Die Idee für ein solches Projekt gibt es in der Region Rosenheim schon länger. Klaus Grandl, Leiter des städtischen Sozialamts Rosenheim, berichtet, dass sich 2023 erstmals ein runder Tisch zum Thema „Alterswohlgefährdung“ traf. Problematisch waren unklare Zuständigkeiten: Krankenkassen, Pflegekassen, Sozialämter oder der Bezirk? „Daher wandten wir uns an die TH, um wissenschaftliches Licht ins Dunkel zu bringen“, so Grandl.

TH-Studienassistentin Melina Zaglacher gewann mit einer Kollegin bei einem Ideenwettbewerb Mittel für das Vorhaben. Eine Studie soll eine Datengrundlage erheben, ein praktikables Schulungskonzept für Pflegeberater erarbeiten und eine Koordinationsstelle einrichten.

„Wir möchten mit Angehörigen und Pflegebedürftigen ein individuelles Versorgungsnetzwerk aufbauen, das Angehörige entlastet und greift, wenn die Pflegeperson ausfällt“, erklärt Christina Heldt, wissenschaftliche Mitarbeiterin. Das Projekt ist in der Pilotierungsphase. Schulungen und Beratungen stehen bevor. „Es muss praxistauglich und akzeptiert sein“, betont Stefanie Skudlik, Koordinatorin des Forschungsschwerpunkts „Participate“ zu Projekten der Pflegebedürftigkeit.

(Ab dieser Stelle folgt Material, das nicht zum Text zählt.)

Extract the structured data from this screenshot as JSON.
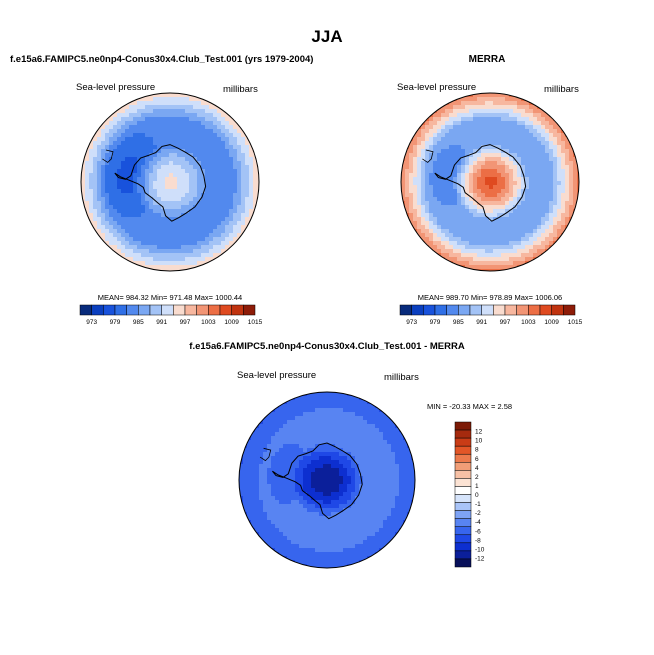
{
  "figure": {
    "title": "JJA",
    "panels": {
      "model": {
        "title": "f.e15a6.FAMIPC5.ne0np4-Conus30x4.Club_Test.001 (yrs 1979-2004)"
      },
      "obs": {
        "title": "MERRA"
      },
      "diff": {
        "title": "f.e15a6.FAMIPC5.ne0np4-Conus30x4.Club_Test.001 - MERRA"
      }
    }
  },
  "colors": {
    "abs_scale": [
      "#082b7c",
      "#0a3fbf",
      "#1852dc",
      "#2f6fe6",
      "#5289ee",
      "#7aa7f2",
      "#a3c3f6",
      "#cfdffa",
      "#f9dccf",
      "#f7b79f",
      "#f29575",
      "#ec6e45",
      "#df4a20",
      "#c0330f",
      "#8e1c08"
    ],
    "diff_scale": [
      "#08105a",
      "#0b1f9a",
      "#0d2fd0",
      "#1f48e6",
      "#3765ee",
      "#5884f2",
      "#7ea3f5",
      "#a9c4f8",
      "#d6e4fb",
      "#ffffff",
      "#fce3d4",
      "#f7c1a6",
      "#f19e77",
      "#ec7a4c",
      "#e25627",
      "#c93c16",
      "#a52a0e",
      "#7c1a06"
    ],
    "land_outline": "#000000"
  },
  "chart_data": [
    {
      "type": "heatmap",
      "projection": "south-polar stereographic",
      "title": "f.e15a6.FAMIPC5.ne0np4-Conus30x4.Club_Test.001 (yrs 1979-2004)",
      "left_label": "Sea-level pressure",
      "right_label": "millibars",
      "stats_text": "MEAN= 984.32  Min= 971.48  Max= 1000.44",
      "stats": {
        "mean": 984.32,
        "min": 971.48,
        "max": 1000.44
      },
      "colorbar_labels": [
        "973",
        "979",
        "985",
        "991",
        "997",
        "1003",
        "1009",
        "1015"
      ],
      "levels": [
        970,
        973,
        976,
        979,
        982,
        985,
        988,
        991,
        994,
        997,
        1000,
        1003,
        1006,
        1009,
        1012,
        1015
      ],
      "field": {
        "pole": 992,
        "coast": 981,
        "far": 993,
        "trough": 974,
        "trough_lon": 190
      }
    },
    {
      "type": "heatmap",
      "projection": "south-polar stereographic",
      "title": "MERRA",
      "left_label": "Sea-level pressure",
      "right_label": "millibars",
      "stats_text": "MEAN= 989.70  Min= 978.89  Max= 1006.06",
      "stats": {
        "mean": 989.7,
        "min": 978.89,
        "max": 1006.06
      },
      "colorbar_labels": [
        "973",
        "979",
        "985",
        "991",
        "997",
        "1003",
        "1009",
        "1015"
      ],
      "levels": [
        970,
        973,
        976,
        979,
        982,
        985,
        988,
        991,
        994,
        997,
        1000,
        1003,
        1006,
        1009,
        1012,
        1015
      ],
      "field": {
        "pole": 1004,
        "coast": 985,
        "far": 1000,
        "trough": 979,
        "trough_lon": 190
      }
    },
    {
      "type": "heatmap",
      "projection": "south-polar stereographic",
      "title": "f.e15a6.FAMIPC5.ne0np4-Conus30x4.Club_Test.001 - MERRA",
      "left_label": "Sea-level pressure",
      "right_label": "millibars",
      "stats_text": "MIN = -20.33  MAX =   2.58",
      "stats": {
        "min": -20.33,
        "max": 2.58
      },
      "colorbar_labels": [
        "12",
        "10",
        "8",
        "6",
        "4",
        "2",
        "1",
        "0",
        "-1",
        "-2",
        "-4",
        "-6",
        "-8",
        "-10",
        "-12"
      ],
      "levels": [
        -12,
        -10,
        -8,
        -6,
        -4,
        -2,
        -1,
        0,
        1,
        2,
        4,
        6,
        8,
        10,
        12
      ],
      "field": {
        "pole": -12,
        "coast": -3,
        "far": -6,
        "trough": -5,
        "trough_lon": 190
      }
    }
  ]
}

Das ist die größte Herausforderung. „Viele schieben das Thema Pflege auf, als sei es ein Stigma“, weiß Lüftl. Zudem ist Pflege durch Angehörige in vielen Familien ein ungeschriebenes Gesetz. Dann ist es undenkbar, „Fremde“ um Unterstützung zu bitten. „Da lastet viel auf den Schultern pflegender Angehöriger“, so die Professorin. Die Aufgabe ist es, Zugang zu Betroffenen zu finden. Man muss aktiv auf die Menschen zugehen, braucht einen Türöffner.

Daher sind die Modellregionen wichtig, um in sozialen Strukturen arbeiten zu können. Pflegeberater und die Community Health Nurse wollen etwa über lokale Veranstaltungen wie Seniorennachmittage Präsenz zeigen. Interessierte werden in persönlichen Gesprächen angeleitet, ihr Pflege-Hilfe-Netzwerk aufzubauen. „Jede Situation muss individuell erfasst werden“, so Kreilinger.

Das persönliche Pflege-Netzwerk kann Familienmitglieder, Freunde, Ehrenamtliche oder professionelle Pflegende umfassen. Eine neue Pflegesituation muss sich langsam und behutsam entwickeln.

Modellregionen
ausgewählt

Als Modellregionen wurden Schechen (ländlich) und die Lessingstraße (städtisch) ausgewählt. Die Ergebnisse sollen dem gesamten Landkreis nützen. „Im Gegensatz zur Stadt Rosenheim können wir nicht direkt eingreifen, sondern unsere landkreiseigenen Gemeinden nur beraten“, erklärt Matthias Serwach, Leiter des Sachgebiets soziale Angelegenheiten im Landratsamt. Neben der Unterstützung Pflegender in der Region hoffen die Projektverantwortlichen, ein neues gesellschaftliches Bewusstsein anzustoßen.